Industry and NGOs have warned that continuing those existing measures on those imports will make the EU’s fight against climate change far more expensive. They will be reviewed in March next year.
“Removing the LDR and applying astronomical tariffs on Chinese solar will only hurt the consumer, who is meant to be at the heart of the Commission’s Energy Union strategy,” said James Watson, CEO of SolarPower Europe, the European Photovoltaic Industry Association.
Member states are divided over the rule, with some countries traditionally in favour of free trade having supported it historically.
But European Commission Vice-President Jyrki Katainen said he was confident those historic differences could be overcome.
“Everybody agrees that overcapacity is a cancer in the world of free trade,” he told reporters at the launch of the communication.
“Everybody, including China, knows what we are trying to oppose, and they will take it positively.”
The communication also suggests a new methodology “to capture market distortions linked to state intervention in third countries”.
The measures on Chinese solar products were imposed after accusations that producers were benefitting from state subsidies and selling their products for lower than what they would cost on the domestic market.
It means that the communist country will have to be treated as a free market equal when settling trade disputes.
That poses a problem for the EU, as it can currently use a different methodology to find anti-dumping than it could if China had the status. If the 11 December deadline passes without action, China could sue the EU in the WTO.

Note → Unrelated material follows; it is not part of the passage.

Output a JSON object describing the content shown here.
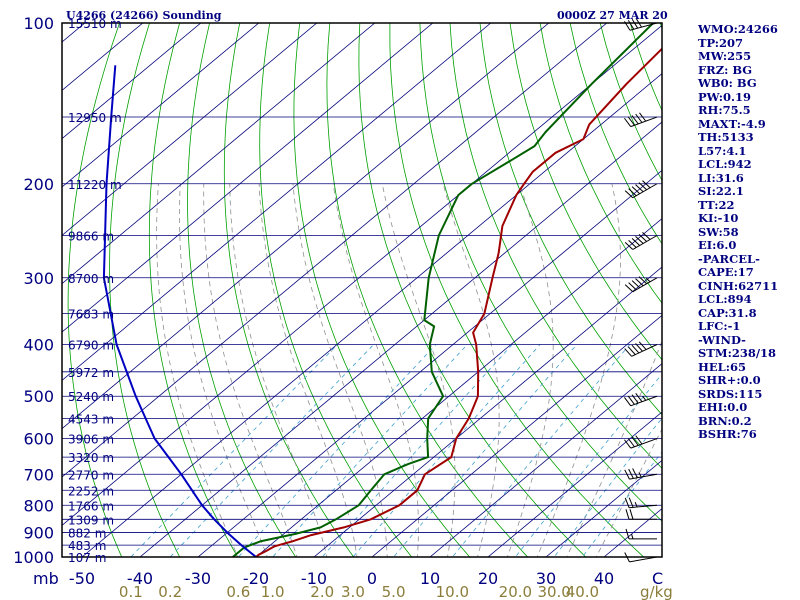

The proposed changes would respect WTO rules and allow the EU to impose higher anti-dumping changes in some instances, the Commission said.
They will also allow deal with any “forthcoming changes to the legal framework of the WTO”, the Commission added.
"We are concerned that under the proposed new regime, dumping margins may be so low as to not offer any effective protection against flagrant dumping and state subsidies, making elimination of the Lesser Duty Rule largely symbolic,” said Milan Nitzschke, spokesperson for AEGIS Europe, a group of industrial associations.
The European Commission decided in 2013 to impose punitive import duties on solar panels from China in a move to guard against what it sees as dumping of cheap goods in Europe.
Chinese solar panel production quadrupled between 2009 and 2011 to more than the entire global demand.
EU producers say Chinese companies have captured more than 80% of the European market from almost zero a few years ago, exporting €21 billion to the European Union in 2011.
As a result, Chinese-made panels are as much as 45% cheaper than those made in Europe, industry executives say.
Marking an escalation of the dispute, China hit back a few months later by launching a probe into the EU wine sector.
While some European and US manufacturers would welcome EU action, installers and prospective purchasers of solar technology are concerned that such a move will drive up the cost of solar panels, leading to a slowdown in the deployment of the technology and job losses across the industry.
German Economy Minister Philipp Roesler said the European Commission made a "grave mistake" by agreeing to duties on solar panels from China and urged the Commission to work to prevent the eruption of a trade conflict.
Brussels and Beijing finally reached an "amicable solution" in July 2013, agreeing to a minimum price for solar panel imports.
Some angry European solar panel makers blasted the deal as "unacceptable and completely against European interests,” vowing to take their case to the European Court of Justice.
The European Commission proposed in April 2013 to limit the use of the so-called "lesser duty rule" as part of a wider package to modernise the EU's trade defence instruments. The ‘lesser duty’ rule keeps the additional tariff within the limit of what is strictly necessary to prevent an injury for EU industry.
Following the Commission’s footsteps, the Parliament adopted its position on the modernisation of the trade defence instruments in April 2014, including the limitation of the lesser duty rule.
Yesterday, the executive called for the proposal to be adopted by member states as quickly as possible.